Este último costo de “agencia política” tiene el enorme agravante de la inconsistencia temporal: el supuesto blindaje del derecho de propiedad de los ahorros que quizás pueda hacerse en este periodo podría fácilmente debilitarse o desvirtuarse en el futuro. Si bien no hay gobernanza perfecta para el manejo de pensiones, lo que ha construido Uruguay en los últimos 30 años es bastante bueno. Las comisiones podrían bajar quizás aún más, pero lo que importa es el retorno neto de las contribuciones y sobre esto se podría mejorar el marco regulatorio sin amenazar el derecho de propiedad de los ahorristas.
El tercer desafío es sobre nuestra democracia representativa. Como lo han señalado un numero de analistas, más del 60% de la población voto en contra de estos cambios en el plebiscito de fines del 2024. Ǫue el “diálogo social” viole este pronunciamiento contundente de la voluntad popular no hace más que demostrar que es una institución mal concebida y peor utilizada que distorsiona el funcionamiento de la democracia representativa. Hay dialogo en muchísimos ámbitos de la democracia, fundamentalmente en el parlamento, y esta entelequia del “diálogo social” es solo una excusa para torcer y distorsionar una democracia representativa que le ha servido muy bien al país por muchos años.
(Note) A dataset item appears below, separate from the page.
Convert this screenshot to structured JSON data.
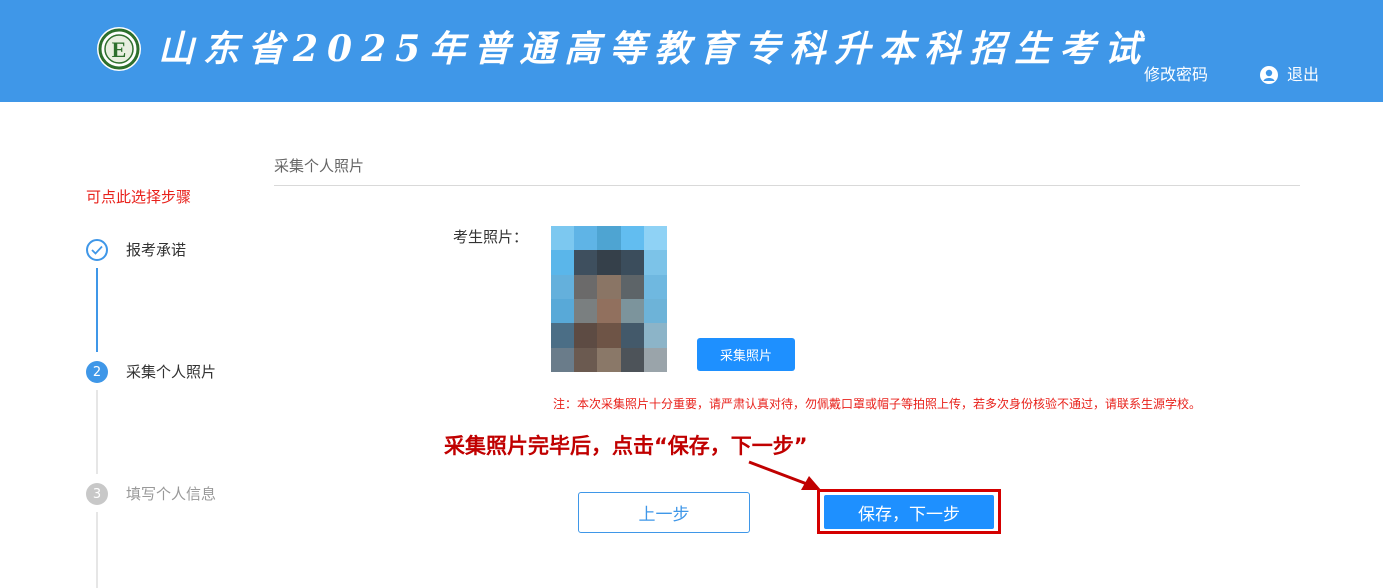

Encaminarnos a una socialización del ahorro individual no es la mejor forma de lograr el objetivo de crecimiento inclusivo del gobierno. Nelson Fernandez7 hace la pregunta oportuna sobre este curso de acción y la contesta en forma brillante y conclusiva: “para hacer daño”. Ojalá el debate legislativo recoja la opinión de la mayoría de la población y se evite el daño.
______________________________________
1 Damos por descontado que el BPS, con el atraso de expedientes que tiene, sea capaz de abordar este servicio para los 1,7 millones de afiliados a las AFAPs. Ǫuizás el ente pueda reducir los costos administrativos, pero sin duda estos perduraran y serán a cargo del estado.
2 Ver Roldos, J. (2003), “The impact of Asset Accumulation on Capital Markets,” en el libro “Pension Reforms: Results and Challenges”, International Federation of Pension Fund Administrators.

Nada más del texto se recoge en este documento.